As for long term outlook, Long-Term Outlook, the rating agency is bearish on prices with trend going lower into 2022 averaging at MYR2,900/ tonne in 2022, compared with MYR2,600/tonne previously. The bulk of the recovery in demand will come in 2021 and consumption growth tapering off in 2022. Although palm oil production will slow down significantly in the coming years, its expected that demand growth to underwhelm in China, India and the EU.

Meanwhile, there are uncertainties surrounding the steady increase in biodiesel blending in Indonesia. The country has carried on relatively successfully with its ambitious biodiesel programme, increasingly at a rapid pace blending mandates. It remains to be seen whether the authorities will be able to boost blending beyond B40, and the pace of such increases. Fitch notes that large sources of growth for consumption are concentrated in a very limited number of markets, which makes the demand story vulnerable to change should the biodiesel or Indian oilseed market context turn. As a result, our base case for now is for prices to remain relatively contained on a five-year horizon.

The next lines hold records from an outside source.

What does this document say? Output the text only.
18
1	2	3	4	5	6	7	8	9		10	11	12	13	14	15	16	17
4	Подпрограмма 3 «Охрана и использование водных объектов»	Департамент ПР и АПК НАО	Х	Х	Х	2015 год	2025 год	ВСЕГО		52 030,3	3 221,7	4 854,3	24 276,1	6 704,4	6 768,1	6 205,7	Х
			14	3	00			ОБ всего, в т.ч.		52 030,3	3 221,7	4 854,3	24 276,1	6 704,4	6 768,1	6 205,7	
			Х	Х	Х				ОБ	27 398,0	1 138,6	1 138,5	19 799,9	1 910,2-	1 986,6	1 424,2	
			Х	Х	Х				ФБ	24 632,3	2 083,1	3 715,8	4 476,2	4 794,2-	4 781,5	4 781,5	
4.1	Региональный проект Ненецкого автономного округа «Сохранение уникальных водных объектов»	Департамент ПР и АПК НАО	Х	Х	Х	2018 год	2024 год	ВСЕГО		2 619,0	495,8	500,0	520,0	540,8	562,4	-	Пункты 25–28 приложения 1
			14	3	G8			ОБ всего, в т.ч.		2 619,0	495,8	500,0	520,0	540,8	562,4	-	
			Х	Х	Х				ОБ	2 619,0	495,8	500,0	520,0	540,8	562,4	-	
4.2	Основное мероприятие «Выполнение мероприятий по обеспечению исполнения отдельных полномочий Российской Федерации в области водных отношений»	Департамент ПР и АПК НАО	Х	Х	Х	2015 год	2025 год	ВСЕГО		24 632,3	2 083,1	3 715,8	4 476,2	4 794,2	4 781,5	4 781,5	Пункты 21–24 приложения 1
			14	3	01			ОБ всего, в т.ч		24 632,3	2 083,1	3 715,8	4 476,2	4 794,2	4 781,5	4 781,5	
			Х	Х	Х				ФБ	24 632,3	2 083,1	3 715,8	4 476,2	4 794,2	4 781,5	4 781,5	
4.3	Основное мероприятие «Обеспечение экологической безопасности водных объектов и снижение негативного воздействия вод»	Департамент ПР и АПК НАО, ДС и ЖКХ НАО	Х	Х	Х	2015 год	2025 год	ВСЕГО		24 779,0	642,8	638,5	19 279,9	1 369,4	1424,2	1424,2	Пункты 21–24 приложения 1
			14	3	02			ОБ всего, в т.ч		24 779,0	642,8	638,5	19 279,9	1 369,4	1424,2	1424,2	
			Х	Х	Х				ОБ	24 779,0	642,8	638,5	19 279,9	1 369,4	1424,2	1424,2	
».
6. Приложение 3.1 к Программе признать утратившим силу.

Global palm oil production declined by 0.9% in 2019/20 (ended in September 2020), which was one of the
factors behind the rally in prices in 2020 despite the weaker demand environment. Estimated global consumption declined by 1.9% y-o-y to 71mn tonnes due to Covid-19. All major markets except Indonesia saw a drop in 2020. In 2021, the forecast for global consumption to rebound by 3.8% y-o-y, and recovery continuing on in 2022 (+3.4% y-o-y).The hospitality, restaurant and transportation sectors will embark on a recovery in 2021 as economies reopen with Covid-19 vaccinations. However, new Covid waves in many markets around the world in H121 (Europe, India, etc) will delay some of the normalisation in consumer patterns into 2022.